It seems my heart is not quite ready for the day. Traditionally, this day is all about celebrating all the blessings that we have, and being thankful for all that the past year has brought us. And, that is where the problem comes in for me. I am finding it difficult to be thankful for the past year. When I look back at the past year, what I feel the most is not gratefulness at what we have harvested from this year, but rather a deep sadness at what we have lost. Today as we go about our celebrations, there will be two empty chairs at my table. Two chairs that should be filled with giggling boys and spilled drinks; filled with silly jokes, shared memories, and way too many sweets. Instead, what I will feel is their absence, and no matter how hard I try, I just cannot be thankful for that.
Oh, I know I am not the only one with empty chairs at my table. I guess that is what prompted me to write this blog. Many of us have suffered the loss of a loved one since last Thanksgiving. Maybe not in the same way as my family, but loss is loss. So as I wrestle with these emotions, I am not alone.
You probably know the history of this holiday but let's take a peek back and see if we can learn anything new. Thanksgiving was first celebrated back in 1621. The Pilgrims had just harvested their first successful crop of corn and their leader, William Bradford, was pumped! He sends out a group of hunters so that they can add some meat to their party, and he even extends an invite to the Wampanoag Indians. They had so much to be thankful for that their feast lasted 3 whole days.

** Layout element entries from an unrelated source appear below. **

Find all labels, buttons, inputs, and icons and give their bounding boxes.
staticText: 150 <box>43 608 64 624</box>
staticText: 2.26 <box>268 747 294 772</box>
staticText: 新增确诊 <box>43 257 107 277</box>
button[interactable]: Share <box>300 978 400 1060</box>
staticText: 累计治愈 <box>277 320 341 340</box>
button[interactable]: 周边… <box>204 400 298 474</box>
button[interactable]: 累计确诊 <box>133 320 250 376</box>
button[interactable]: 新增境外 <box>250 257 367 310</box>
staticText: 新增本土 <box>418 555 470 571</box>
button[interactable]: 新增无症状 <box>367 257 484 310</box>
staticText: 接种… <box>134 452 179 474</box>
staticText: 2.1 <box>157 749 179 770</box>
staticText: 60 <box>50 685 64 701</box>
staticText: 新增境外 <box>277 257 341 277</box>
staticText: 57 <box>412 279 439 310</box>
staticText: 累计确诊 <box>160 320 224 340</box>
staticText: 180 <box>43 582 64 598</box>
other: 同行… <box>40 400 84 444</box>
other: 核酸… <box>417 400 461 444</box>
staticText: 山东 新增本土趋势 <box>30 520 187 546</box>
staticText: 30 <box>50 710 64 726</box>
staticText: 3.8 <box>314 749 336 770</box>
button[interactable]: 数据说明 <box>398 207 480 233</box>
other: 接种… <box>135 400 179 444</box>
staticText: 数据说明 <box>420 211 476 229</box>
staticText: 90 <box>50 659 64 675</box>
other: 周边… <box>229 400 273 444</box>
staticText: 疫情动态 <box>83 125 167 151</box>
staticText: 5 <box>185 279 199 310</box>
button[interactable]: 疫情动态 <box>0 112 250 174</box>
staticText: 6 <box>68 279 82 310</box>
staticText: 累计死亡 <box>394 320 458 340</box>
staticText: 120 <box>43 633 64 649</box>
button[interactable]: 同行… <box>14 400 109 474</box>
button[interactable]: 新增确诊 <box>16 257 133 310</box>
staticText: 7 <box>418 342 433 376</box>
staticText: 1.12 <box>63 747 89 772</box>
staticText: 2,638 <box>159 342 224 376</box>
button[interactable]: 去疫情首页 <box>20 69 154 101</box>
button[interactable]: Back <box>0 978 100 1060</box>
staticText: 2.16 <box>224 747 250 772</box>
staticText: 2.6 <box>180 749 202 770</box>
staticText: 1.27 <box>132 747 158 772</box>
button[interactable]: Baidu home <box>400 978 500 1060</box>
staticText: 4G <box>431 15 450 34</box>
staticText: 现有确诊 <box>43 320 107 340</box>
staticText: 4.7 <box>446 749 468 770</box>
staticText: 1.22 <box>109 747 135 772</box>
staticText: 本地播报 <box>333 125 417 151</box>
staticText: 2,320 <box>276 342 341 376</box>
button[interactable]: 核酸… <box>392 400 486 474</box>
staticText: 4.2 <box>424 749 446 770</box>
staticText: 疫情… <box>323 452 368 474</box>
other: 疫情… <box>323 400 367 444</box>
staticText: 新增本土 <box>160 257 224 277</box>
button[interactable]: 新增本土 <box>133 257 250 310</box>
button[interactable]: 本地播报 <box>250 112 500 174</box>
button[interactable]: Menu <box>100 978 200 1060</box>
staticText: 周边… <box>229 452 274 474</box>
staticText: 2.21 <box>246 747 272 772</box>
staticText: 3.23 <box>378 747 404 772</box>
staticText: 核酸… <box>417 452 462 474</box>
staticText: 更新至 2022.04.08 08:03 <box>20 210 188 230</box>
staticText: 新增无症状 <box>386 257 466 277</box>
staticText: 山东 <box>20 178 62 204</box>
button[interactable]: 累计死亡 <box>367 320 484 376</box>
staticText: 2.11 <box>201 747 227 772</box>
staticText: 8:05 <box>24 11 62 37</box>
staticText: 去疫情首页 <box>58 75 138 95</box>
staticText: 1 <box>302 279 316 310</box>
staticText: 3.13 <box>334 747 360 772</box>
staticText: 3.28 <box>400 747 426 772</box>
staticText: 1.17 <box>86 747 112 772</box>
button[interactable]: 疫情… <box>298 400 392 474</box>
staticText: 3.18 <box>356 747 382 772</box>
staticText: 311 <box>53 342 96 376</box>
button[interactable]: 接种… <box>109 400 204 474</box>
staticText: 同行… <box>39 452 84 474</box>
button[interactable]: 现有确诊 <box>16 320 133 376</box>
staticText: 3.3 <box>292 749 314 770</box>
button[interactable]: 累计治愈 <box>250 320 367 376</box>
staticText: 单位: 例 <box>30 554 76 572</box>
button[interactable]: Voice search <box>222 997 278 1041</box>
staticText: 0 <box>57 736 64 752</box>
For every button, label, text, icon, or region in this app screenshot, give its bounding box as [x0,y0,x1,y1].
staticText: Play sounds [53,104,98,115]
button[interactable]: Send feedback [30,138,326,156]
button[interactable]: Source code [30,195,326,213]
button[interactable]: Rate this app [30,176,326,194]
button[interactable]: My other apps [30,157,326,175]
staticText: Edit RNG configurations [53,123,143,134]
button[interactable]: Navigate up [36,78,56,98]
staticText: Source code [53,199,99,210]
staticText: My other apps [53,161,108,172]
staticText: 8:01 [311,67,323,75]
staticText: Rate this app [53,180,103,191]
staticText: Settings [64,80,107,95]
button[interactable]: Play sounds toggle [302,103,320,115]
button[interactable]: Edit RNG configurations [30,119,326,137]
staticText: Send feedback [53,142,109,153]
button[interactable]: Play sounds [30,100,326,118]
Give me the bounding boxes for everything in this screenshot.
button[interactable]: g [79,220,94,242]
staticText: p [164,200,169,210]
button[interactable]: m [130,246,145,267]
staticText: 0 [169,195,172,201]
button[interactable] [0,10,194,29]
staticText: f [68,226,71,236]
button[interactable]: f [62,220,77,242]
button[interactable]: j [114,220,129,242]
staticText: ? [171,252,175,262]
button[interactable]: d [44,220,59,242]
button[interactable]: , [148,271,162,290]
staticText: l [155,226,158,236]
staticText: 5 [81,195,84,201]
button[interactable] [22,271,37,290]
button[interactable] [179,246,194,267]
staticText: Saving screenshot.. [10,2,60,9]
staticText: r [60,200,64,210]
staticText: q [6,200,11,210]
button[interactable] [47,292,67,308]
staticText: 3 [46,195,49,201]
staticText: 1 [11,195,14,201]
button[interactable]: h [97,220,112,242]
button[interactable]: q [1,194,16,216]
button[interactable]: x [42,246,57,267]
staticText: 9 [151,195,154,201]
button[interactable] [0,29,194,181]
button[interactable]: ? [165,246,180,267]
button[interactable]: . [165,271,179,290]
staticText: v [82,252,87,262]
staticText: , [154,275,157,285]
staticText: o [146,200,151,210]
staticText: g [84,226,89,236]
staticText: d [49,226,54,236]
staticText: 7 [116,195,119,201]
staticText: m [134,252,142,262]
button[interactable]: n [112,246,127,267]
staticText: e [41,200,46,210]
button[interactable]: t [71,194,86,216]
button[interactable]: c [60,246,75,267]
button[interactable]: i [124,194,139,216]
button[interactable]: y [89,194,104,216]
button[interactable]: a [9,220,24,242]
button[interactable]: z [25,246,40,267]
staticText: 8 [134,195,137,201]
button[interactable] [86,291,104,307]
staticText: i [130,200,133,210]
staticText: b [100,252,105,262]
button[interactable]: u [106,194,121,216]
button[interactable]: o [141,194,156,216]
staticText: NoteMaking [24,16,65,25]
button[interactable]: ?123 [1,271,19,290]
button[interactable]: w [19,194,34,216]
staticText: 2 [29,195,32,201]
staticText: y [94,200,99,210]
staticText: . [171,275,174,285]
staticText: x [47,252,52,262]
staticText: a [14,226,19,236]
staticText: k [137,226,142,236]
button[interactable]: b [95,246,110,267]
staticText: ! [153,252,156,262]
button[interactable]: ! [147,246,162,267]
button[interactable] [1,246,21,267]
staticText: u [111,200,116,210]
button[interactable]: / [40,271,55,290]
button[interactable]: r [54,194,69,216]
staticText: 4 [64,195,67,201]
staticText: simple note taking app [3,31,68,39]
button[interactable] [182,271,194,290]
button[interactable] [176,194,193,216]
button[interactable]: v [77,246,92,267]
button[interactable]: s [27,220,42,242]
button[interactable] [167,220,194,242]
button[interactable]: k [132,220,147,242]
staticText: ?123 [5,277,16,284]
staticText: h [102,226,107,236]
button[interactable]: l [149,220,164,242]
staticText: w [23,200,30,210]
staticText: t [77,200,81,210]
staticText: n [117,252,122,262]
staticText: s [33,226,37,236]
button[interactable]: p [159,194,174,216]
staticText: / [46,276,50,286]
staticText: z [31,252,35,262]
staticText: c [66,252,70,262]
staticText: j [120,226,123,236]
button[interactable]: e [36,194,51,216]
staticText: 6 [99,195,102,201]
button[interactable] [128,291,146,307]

Three days...I am struggling to keep it together for just one day. But that is different, they had A LOT to be thankful for so it was easier for them, right? Well- not exactly. You see, the Pilgrims had come to the New World with great hopes and dreams. Hopes for a new life free of religious persecution. Dreams of settling in and making a name for themselves with all the unknown possibilities just waiting to be claimed. What they got instead was a whole lot of hardship. The passage over was rougher than they had expected, lives were lost and hopes were fading. Once they reached the new land the flames of their dreams began to burn again, but the smoke of sadness still hung over them. By the time they harvested their first crops of corn and were making preparations for their Thanksgiving, less than half of the newcomers were still alive to celebrate. There were a few empty seats at their table.
For three days they feasted and took time to count their blessings. God had provided them with a cornucopia (I have always wanted to use this word!) of things to be thankful for. And they were thankful ~DESPITE~ the losses they had suffered. Yes, their hearts were heavy as they thought of all of those empty chairs. Life had not turned out the way they had hoped and dreamed it would. However, those that celebrated were alive, they had food to eat and a place to sleep. These might seem like small things but these are the things they were not taking for granted.
Perhaps this is what I am missing as I face this day, a peace in remembering all that I do have to be thankful for. I have a very full table this Thanksgiving, there will be giggling and spilled drinks, silly jokes, shared memories, and way too many sweets. Yes, there will be some sadness as well but I think the biggest thing I must remember is what the Pilgrims surely knew. Words of wisdom from my favorite author...
Everything? Yes, in everything the Pilgrims gave thanks. In the things that had been lost, in the things that had been found, in the new and for the old, they gave thanks. So, I will take notes from my Pilgrim friends and set my heart on counting my blessings rather than my burdens today. Will you join me?